First post, by Kahenraz
- Rank
- l33t
I would normally write something like this using a shell script or with some other minor dependency, but I wanted to remove as much noise as possible from the testing process. If the system becomes unstable, is it the program you opened or is it a bug in the glue that made it happen?
This program is extremely simple and simply opens a program repeatedly and closes it by sending a WM_CLOSE message to the top level window owned by that process (this is the same as pressing the X button on the window frame). It should only send this message once per window, but it won't stop checking for additional windows owned by the process in the event the first window was a splash screen or some other "non-program window", for example, the Kodak Image Viewer for Windows 98.

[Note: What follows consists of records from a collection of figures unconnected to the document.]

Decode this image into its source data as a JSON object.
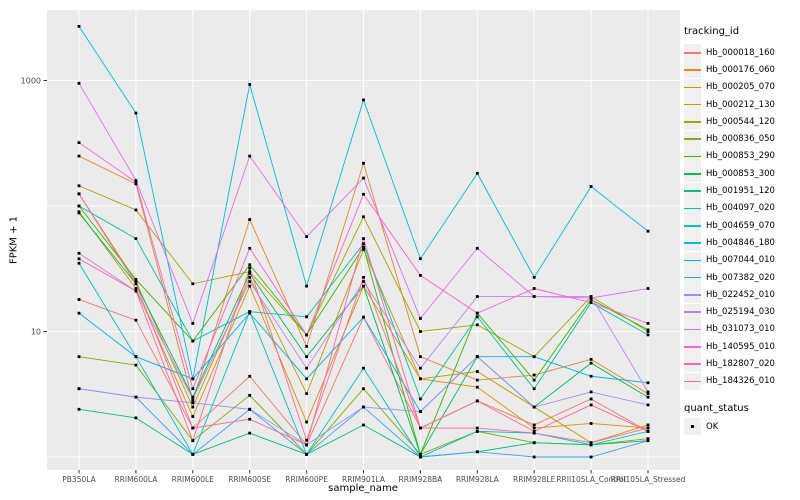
{
  "figure": {
    "panel_bg": "#EBEBEB",
    "grid_color": "#FFFFFF",
    "marker_color": "#000000",
    "tick_text_color": "#4D4D4D",
    "tick_mark_color": "#333333",
    "title_color": "#000000",
    "legend_key_bg": "#F0F0F0"
  },
  "chart_data": {
    "type": "line",
    "title": "",
    "xlabel": "sample_name",
    "ylabel": "FPKM + 1",
    "y_scale": "log10",
    "ylim": [
      0.79,
      3700
    ],
    "y_gridlines": [
      1,
      10,
      100,
      1000
    ],
    "y_ticks": [
      {
        "value": 10,
        "label": "10"
      },
      {
        "value": 1000,
        "label": "1000"
      }
    ],
    "grid": true,
    "legend_position": "right",
    "categories": [
      "PB350LA",
      "RRIM600LA",
      "RRIM600LE",
      "RRIM600SE",
      "RRIM600PE",
      "RRIM901LA",
      "RRIM928BA",
      "RRIM928LA",
      "RRIM928LE",
      "RRII105LA_Control",
      "RRII105LA_Stressed"
    ],
    "legend": {
      "title": "tracking_id"
    },
    "legend2": {
      "title": "quant_status",
      "items": [
        {
          "label": "OK",
          "marker": "square"
        }
      ]
    },
    "series": [
      {
        "name": "Hb_000018_160",
        "color": "#F8766D",
        "values": [
          18,
          12.3,
          1.7,
          4.4,
          1.25,
          13,
          1.7,
          2.8,
          1.8,
          2.9,
          1.6
        ]
      },
      {
        "name": "Hb_000176_060",
        "color": "#EA8331",
        "values": [
          250,
          150,
          2.8,
          78,
          7.6,
          219,
          6.3,
          4.1,
          4.5,
          6.0,
          3.2
        ]
      },
      {
        "name": "Hb_000205_070",
        "color": "#D89000",
        "values": [
          90,
          22,
          2.1,
          23,
          1.9,
          23,
          4.2,
          3.6,
          1.7,
          1.85,
          1.7
        ]
      },
      {
        "name": "Hb_000212_130",
        "color": "#C09B00",
        "values": [
          125,
          25,
          2.5,
          27,
          3.2,
          45,
          4.2,
          4.8,
          2.5,
          1.3,
          1.8
        ]
      },
      {
        "name": "Hb_000544_120",
        "color": "#A3A500",
        "values": [
          145,
          93,
          24,
          30,
          9.4,
          82,
          10,
          11.3,
          6.3,
          19,
          10
        ]
      },
      {
        "name": "Hb_000836_050",
        "color": "#7CAE00",
        "values": [
          6.3,
          5.4,
          1.35,
          3.1,
          1.05,
          3.5,
          1.05,
          1.6,
          1.3,
          1.25,
          1.4
        ]
      },
      {
        "name": "Hb_000853_290",
        "color": "#39B600",
        "values": [
          100,
          26,
          8.4,
          34,
          9.4,
          47,
          1.05,
          14,
          4.1,
          18,
          10.3
        ]
      },
      {
        "name": "Hb_000853_300",
        "color": "#00BB4E",
        "values": [
          88,
          24,
          3.0,
          29,
          6.3,
          23,
          1.05,
          6.3,
          2.5,
          5.6,
          3.0
        ]
      },
      {
        "name": "Hb_001951_120",
        "color": "#00BF7D",
        "values": [
          2.4,
          2.05,
          1.05,
          1.55,
          1.05,
          1.8,
          1.0,
          1.1,
          1.3,
          1.25,
          1.35
        ]
      },
      {
        "name": "Hb_004097_020",
        "color": "#00C1A3",
        "values": [
          100,
          55,
          8.4,
          14.4,
          13.1,
          50,
          2.9,
          13.1,
          3.5,
          17,
          9.4
        ]
      },
      {
        "name": "Hb_004659_070",
        "color": "#00BFC4",
        "values": [
          35,
          6.3,
          1.05,
          14.4,
          1.05,
          5.1,
          1.0,
          1.6,
          1.55,
          1.25,
          1.6
        ]
      },
      {
        "name": "Hb_004846_180",
        "color": "#00BAE0",
        "values": [
          2700,
          550,
          4.2,
          930,
          23,
          700,
          38,
          182,
          27,
          143,
          63
        ]
      },
      {
        "name": "Hb_007044_010",
        "color": "#00B0F6",
        "values": [
          14,
          6.3,
          4.2,
          14,
          4.2,
          13,
          2.3,
          6.3,
          6.3,
          4.4,
          3.9
        ]
      },
      {
        "name": "Hb_007382_020",
        "color": "#35A2FF",
        "values": [
          3.5,
          3.0,
          1.05,
          2.4,
          1.05,
          2.5,
          1.0,
          1.1,
          1.0,
          1.0,
          1.35
        ]
      },
      {
        "name": "Hb_022452_010",
        "color": "#9590FF",
        "values": [
          3.5,
          3.0,
          2.7,
          2.4,
          1.25,
          2.5,
          2.3,
          6.3,
          2.5,
          3.3,
          2.6
        ]
      },
      {
        "name": "Hb_025194_030",
        "color": "#BF80FF",
        "values": [
          42,
          21,
          2.9,
          25,
          5.1,
          25,
          5.1,
          19,
          19,
          19,
          3.3
        ]
      },
      {
        "name": "Hb_031073_010",
        "color": "#E76BF3",
        "values": [
          950,
          160,
          11.6,
          250,
          57,
          167,
          12.7,
          46,
          19,
          18.5,
          22
        ]
      },
      {
        "name": "Hb_140595_010",
        "color": "#FD61D1",
        "values": [
          320,
          155,
          3.5,
          46,
          9.4,
          124,
          28,
          14,
          22,
          17,
          11.6
        ]
      },
      {
        "name": "Hb_182807_020",
        "color": "#FF67A4",
        "values": [
          125,
          24,
          1.7,
          2.0,
          1.25,
          55,
          1.7,
          1.7,
          1.55,
          1.3,
          1.7
        ]
      },
      {
        "name": "Hb_184326_010",
        "color": "#FF6C92",
        "values": [
          38,
          21,
          1.35,
          32,
          1.36,
          27,
          1.7,
          2.8,
          1.6,
          2.6,
          1.6
        ]
      }
    ]
  }
}
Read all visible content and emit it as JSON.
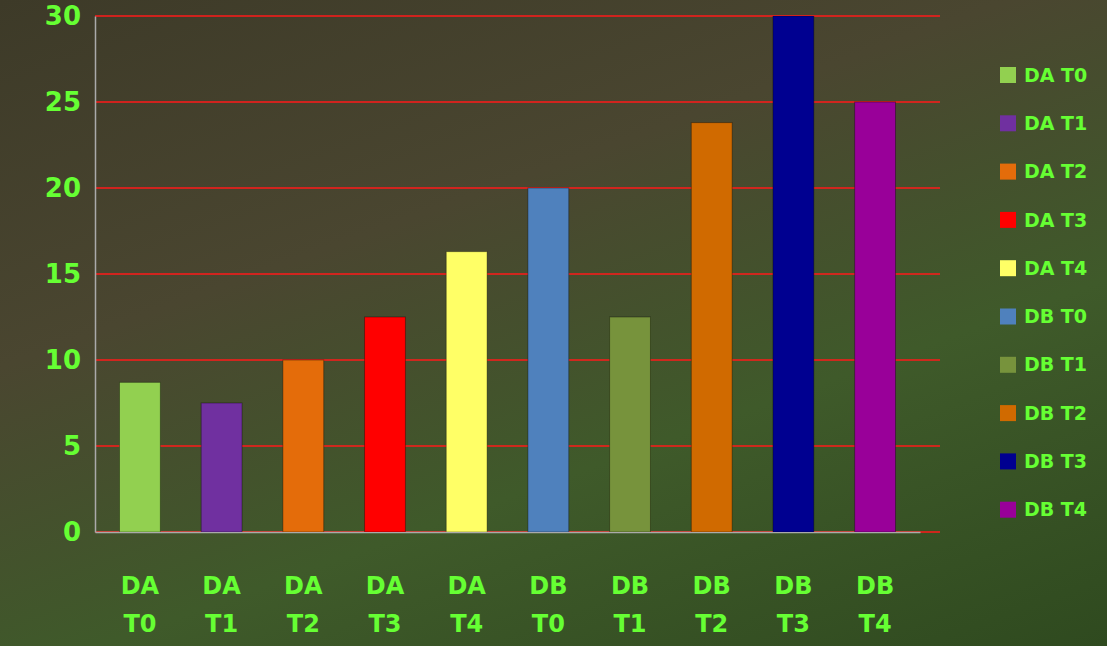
{
  "chart_data": {
    "type": "bar",
    "categories": [
      "DA T0",
      "DA T1",
      "DA T2",
      "DA T3",
      "DA T4",
      "DB T0",
      "DB T1",
      "DB T2",
      "DB T3",
      "DB T4"
    ],
    "values": [
      8.7,
      7.5,
      10,
      12.5,
      16.3,
      20,
      12.5,
      23.8,
      30,
      25
    ],
    "colors": [
      "#92d050",
      "#7030a0",
      "#e46c0a",
      "#ff0000",
      "#ffff66",
      "#4f81bd",
      "#77933c",
      "#d06a00",
      "#000090",
      "#990099"
    ],
    "ylim": [
      0,
      30
    ],
    "yticks": [
      0,
      5,
      10,
      15,
      20,
      25,
      30
    ],
    "grid": true,
    "legend": "right"
  }
}
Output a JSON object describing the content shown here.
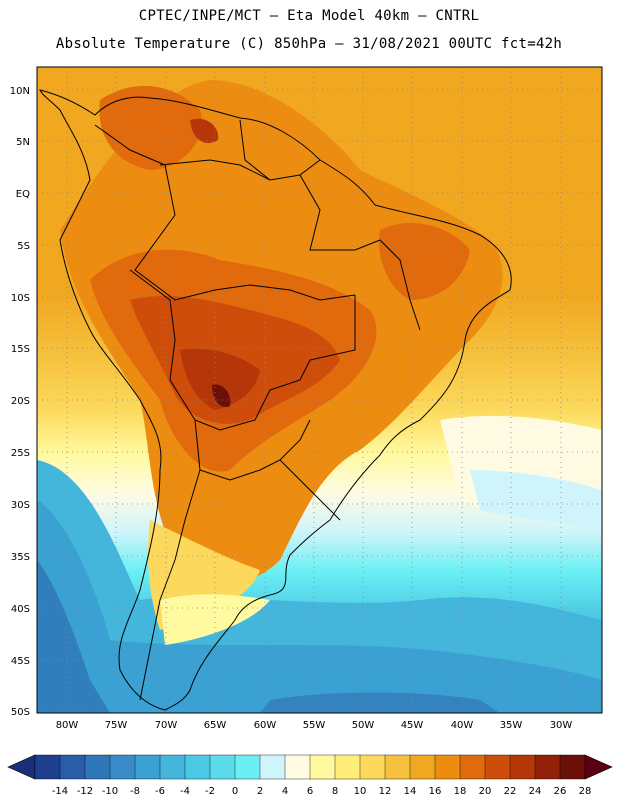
{
  "header": {
    "line1": "CPTEC/INPE/MCT –  Eta Model 40km – CNTRL",
    "line2": "Absolute Temperature (C) 850hPa – 31/08/2021 00UTC fct=42h"
  },
  "axes": {
    "lat_labels": [
      "10N",
      "5N",
      "EQ",
      "5S",
      "10S",
      "15S",
      "20S",
      "25S",
      "30S",
      "35S",
      "40S",
      "45S",
      "50S"
    ],
    "lon_labels": [
      "80W",
      "75W",
      "70W",
      "65W",
      "60W",
      "55W",
      "50W",
      "45W",
      "40W",
      "35W",
      "30W"
    ]
  },
  "colorbar": {
    "labels": [
      "-14",
      "-12",
      "-10",
      "-8",
      "-6",
      "-4",
      "-2",
      "0",
      "2",
      "4",
      "6",
      "8",
      "10",
      "12",
      "14",
      "16",
      "18",
      "20",
      "22",
      "24",
      "26",
      "28"
    ],
    "colors": [
      "#1f3f8f",
      "#2a5da8",
      "#2f76b8",
      "#3a8cc8",
      "#3aa1d2",
      "#44b6dc",
      "#4cc9e4",
      "#5adcea",
      "#6af0f4",
      "#cff4fb",
      "#fffbe3",
      "#fffaa0",
      "#ffef7a",
      "#fcd95c",
      "#f6c23e",
      "#f1a720",
      "#ec8d12",
      "#e16a0c",
      "#cf4d0b",
      "#b43609",
      "#932009",
      "#6b1008"
    ],
    "low_arrow_color": "#1a2f7a",
    "high_arrow_color": "#5a0014"
  }
}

I am using the WM_CLOSE message specifically to provide a program with the most graceful of an opportunity to free any resources it might have allocated and terminate itself, rather than doing so forcefully with TerminateProcess(). Please note that it is possible that this tool could cause a program to crash, as it is sending a message faster than humanly possible, and this might create a problem where the program is instructed to tear itself down before it's finished building itself up. Clearly, this is not something that a normal human could ever do.
This program accepts a single argument, which is the name of the program to be run. It uses Windows's default search path mechanics, so you should only need to use something like "notepad.exe" or "kodakimg.exe" instead of the full path if it can already be found by Windows.
If you want to stop the test from running, press the Escape key.
Tested on Windows 98 Second Edition. It should work on Windows 95, but I haven't tried it there.